Table of Contents
Epidemiology of G6PD Deficiency
G6PD deficiency is more common in people from the Mediterranean and Africa. Patients need to avoid factors that lead to the production of excess oxidants; these factors include some drugs and kidney beans.
Etiology and Pathogenesis of G6PD Deficiency
G6PD is caused by a point mutation or a deletion in the glucose-6-phosphate-dehydrogenase gene. It is an X-linked disease. Usually, women are carriers, while men are diseased.
The mutation decreases the half-life of the enzyme (t1/2 = 13 days, normal 62). The absence or lack of G6PD in the erythrocytes leads to production disorders of NADPH. Without sufficient NADPH, the erythrocytes lack protection from oxidation. As a consequence, they are prematurely degraded and hemolysis occurs.
Biochemistry of G6PD deficiency
Clinical Features of G6PD Deficiency
The clinical picture of G6PD is not clear and mainly depends on the degree of the enzymatic defect or deficiency. While some patients do not show any or only slight discomfort, others suffer from partially severe hemolytic crises with severe pain in the abdominal and back area. Moreover, fever and rigor are possible.
If infants suffer from the enzyme deficiency, they often show neonatal jaundice due to impaired liver function.
Since the erythrocyte possesses decreased or no protection against oxidation in G6PD deficiency, increased oxidative stress can quickly lead to hemolytic crises. The consumption of fava beans can break through the existing protective barrier against highly oxidative substances, which is why the disease has the epithet favism. Oxidative stress-triggering factors include acute infections, medications such as sulfonamides, ASA, vitamin K analogs, analgesics, and antibiotics.
The pentose phosphate pathway is the only source of NADPH in RBCs. NADPH is required for the recycling of glutathione. Glutathione repairs oxidative damage. G6PD deficiency leads to oxidative damage, including hemoglobin precipitation (Heinz bodies) and membrane damage (bite cells). Heinz bodies are denatured hemoglobin. Bite cells are RBCs with membrane damage, partially consumed by macrophages. The damaged RBCs are cleared in the spleen (bite cells).
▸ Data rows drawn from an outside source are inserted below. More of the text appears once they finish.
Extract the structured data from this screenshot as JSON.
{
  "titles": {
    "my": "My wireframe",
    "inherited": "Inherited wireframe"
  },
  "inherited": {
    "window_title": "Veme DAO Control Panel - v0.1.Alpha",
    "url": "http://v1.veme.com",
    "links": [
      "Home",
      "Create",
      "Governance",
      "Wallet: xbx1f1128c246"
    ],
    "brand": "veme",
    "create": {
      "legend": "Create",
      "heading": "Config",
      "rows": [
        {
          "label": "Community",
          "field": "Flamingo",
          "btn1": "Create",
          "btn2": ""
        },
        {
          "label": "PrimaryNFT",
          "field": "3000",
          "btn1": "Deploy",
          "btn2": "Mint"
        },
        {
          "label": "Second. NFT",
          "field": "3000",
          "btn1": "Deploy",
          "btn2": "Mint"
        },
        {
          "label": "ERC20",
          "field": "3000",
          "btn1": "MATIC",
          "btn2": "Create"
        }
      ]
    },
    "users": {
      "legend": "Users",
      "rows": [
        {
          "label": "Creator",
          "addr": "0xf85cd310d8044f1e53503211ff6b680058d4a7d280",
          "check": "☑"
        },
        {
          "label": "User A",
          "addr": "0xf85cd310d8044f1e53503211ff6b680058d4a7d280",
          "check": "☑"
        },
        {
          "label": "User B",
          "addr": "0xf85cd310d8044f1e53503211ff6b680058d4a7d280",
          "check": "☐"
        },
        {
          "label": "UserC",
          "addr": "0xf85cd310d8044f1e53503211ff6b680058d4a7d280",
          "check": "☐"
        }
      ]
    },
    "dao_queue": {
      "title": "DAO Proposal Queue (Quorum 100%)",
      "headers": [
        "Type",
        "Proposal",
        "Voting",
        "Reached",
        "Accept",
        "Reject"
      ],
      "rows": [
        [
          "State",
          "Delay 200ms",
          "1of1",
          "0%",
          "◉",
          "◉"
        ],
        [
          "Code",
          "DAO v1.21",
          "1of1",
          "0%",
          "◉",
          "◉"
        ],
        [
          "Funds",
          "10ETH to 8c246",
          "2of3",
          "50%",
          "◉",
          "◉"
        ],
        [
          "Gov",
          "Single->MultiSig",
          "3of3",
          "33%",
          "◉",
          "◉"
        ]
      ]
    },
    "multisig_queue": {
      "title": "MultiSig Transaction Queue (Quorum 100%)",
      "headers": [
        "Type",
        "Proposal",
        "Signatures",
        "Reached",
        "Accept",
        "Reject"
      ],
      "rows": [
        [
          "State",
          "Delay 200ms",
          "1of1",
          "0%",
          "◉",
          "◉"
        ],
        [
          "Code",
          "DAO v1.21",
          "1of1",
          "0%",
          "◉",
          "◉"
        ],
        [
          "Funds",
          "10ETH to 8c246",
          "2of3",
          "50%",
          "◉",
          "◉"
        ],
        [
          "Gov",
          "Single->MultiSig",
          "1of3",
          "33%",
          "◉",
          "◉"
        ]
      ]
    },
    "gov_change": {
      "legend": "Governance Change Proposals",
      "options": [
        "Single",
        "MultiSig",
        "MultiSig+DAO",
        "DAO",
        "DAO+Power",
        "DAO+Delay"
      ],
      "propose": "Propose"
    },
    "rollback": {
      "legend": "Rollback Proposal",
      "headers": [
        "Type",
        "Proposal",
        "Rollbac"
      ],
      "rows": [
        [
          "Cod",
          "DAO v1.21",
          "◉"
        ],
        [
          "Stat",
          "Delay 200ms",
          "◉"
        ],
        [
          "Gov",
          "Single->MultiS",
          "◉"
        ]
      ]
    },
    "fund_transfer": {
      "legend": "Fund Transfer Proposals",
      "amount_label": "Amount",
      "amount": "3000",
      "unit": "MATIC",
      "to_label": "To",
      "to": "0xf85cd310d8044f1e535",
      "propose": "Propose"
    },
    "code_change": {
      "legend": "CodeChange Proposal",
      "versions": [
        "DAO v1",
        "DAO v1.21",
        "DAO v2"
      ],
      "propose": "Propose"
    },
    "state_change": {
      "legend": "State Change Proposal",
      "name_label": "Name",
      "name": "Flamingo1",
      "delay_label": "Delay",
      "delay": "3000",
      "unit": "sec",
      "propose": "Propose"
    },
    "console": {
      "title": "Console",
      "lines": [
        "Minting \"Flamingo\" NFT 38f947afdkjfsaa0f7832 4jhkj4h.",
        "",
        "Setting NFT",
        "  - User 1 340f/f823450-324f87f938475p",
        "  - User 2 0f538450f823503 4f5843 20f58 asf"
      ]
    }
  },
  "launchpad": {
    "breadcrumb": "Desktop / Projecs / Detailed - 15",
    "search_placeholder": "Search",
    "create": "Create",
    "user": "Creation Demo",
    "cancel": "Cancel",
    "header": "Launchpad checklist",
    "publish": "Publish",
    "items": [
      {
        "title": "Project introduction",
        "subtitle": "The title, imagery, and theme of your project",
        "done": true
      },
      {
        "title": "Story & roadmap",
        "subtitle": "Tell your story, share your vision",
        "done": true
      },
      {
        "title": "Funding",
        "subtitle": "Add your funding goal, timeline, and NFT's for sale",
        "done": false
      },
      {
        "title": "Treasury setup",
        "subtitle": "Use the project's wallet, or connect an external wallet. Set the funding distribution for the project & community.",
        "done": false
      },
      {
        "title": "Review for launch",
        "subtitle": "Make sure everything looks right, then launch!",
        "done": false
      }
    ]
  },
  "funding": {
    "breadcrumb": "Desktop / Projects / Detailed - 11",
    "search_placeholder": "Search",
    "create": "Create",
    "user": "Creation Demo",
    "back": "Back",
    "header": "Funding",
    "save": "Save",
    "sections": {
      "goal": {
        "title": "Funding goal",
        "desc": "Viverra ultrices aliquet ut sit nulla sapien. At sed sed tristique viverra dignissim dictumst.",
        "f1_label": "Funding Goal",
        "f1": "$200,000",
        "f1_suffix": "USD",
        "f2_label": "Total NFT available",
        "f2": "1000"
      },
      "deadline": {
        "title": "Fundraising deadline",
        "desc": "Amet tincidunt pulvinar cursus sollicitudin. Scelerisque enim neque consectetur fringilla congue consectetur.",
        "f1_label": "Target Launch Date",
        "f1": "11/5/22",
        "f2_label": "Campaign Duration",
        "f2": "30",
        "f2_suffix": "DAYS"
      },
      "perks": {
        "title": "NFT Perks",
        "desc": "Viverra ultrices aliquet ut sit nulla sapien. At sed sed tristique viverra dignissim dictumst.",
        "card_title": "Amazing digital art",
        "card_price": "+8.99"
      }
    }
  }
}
G6PD deficiency is most common in patients of African and Mediterranean descent. It causes episodic hemolytic anemia (pallor, fatigue, and jaundice) due to oxidative stress-triggering factors such as infection, oxidizing drugs (sulfonamides, nitrofurans, and antimalarials), and fava beans.
Diagnosis of G6PD Deficiency
Since the blood count between the individual hemolytic crises can be inconspicuous, further tests for a definitive diagnosis are necessary. The detection of decreased or absent G6PD activity is diagnostic, preferably via a direct enzyme assay. Since contracted and fragmented cells can be seen in the blood smear during a crisis (bite cells and vesicular cells), this can also be used for diagnosis. Finally, Heinz bodies in the erythrocytes can be seen in the blood smear with a supravital stain out of oxidized, denatured hemoglobin.
Therapy for G6PD Deficiency
A possible, already existing medication should be checked for tolerance. If acute infection is present, it has to be treated. In severe cases, blood transfusion can be performed. Infants with neonatal jaundice could receive phototherapy and exchange transfusions.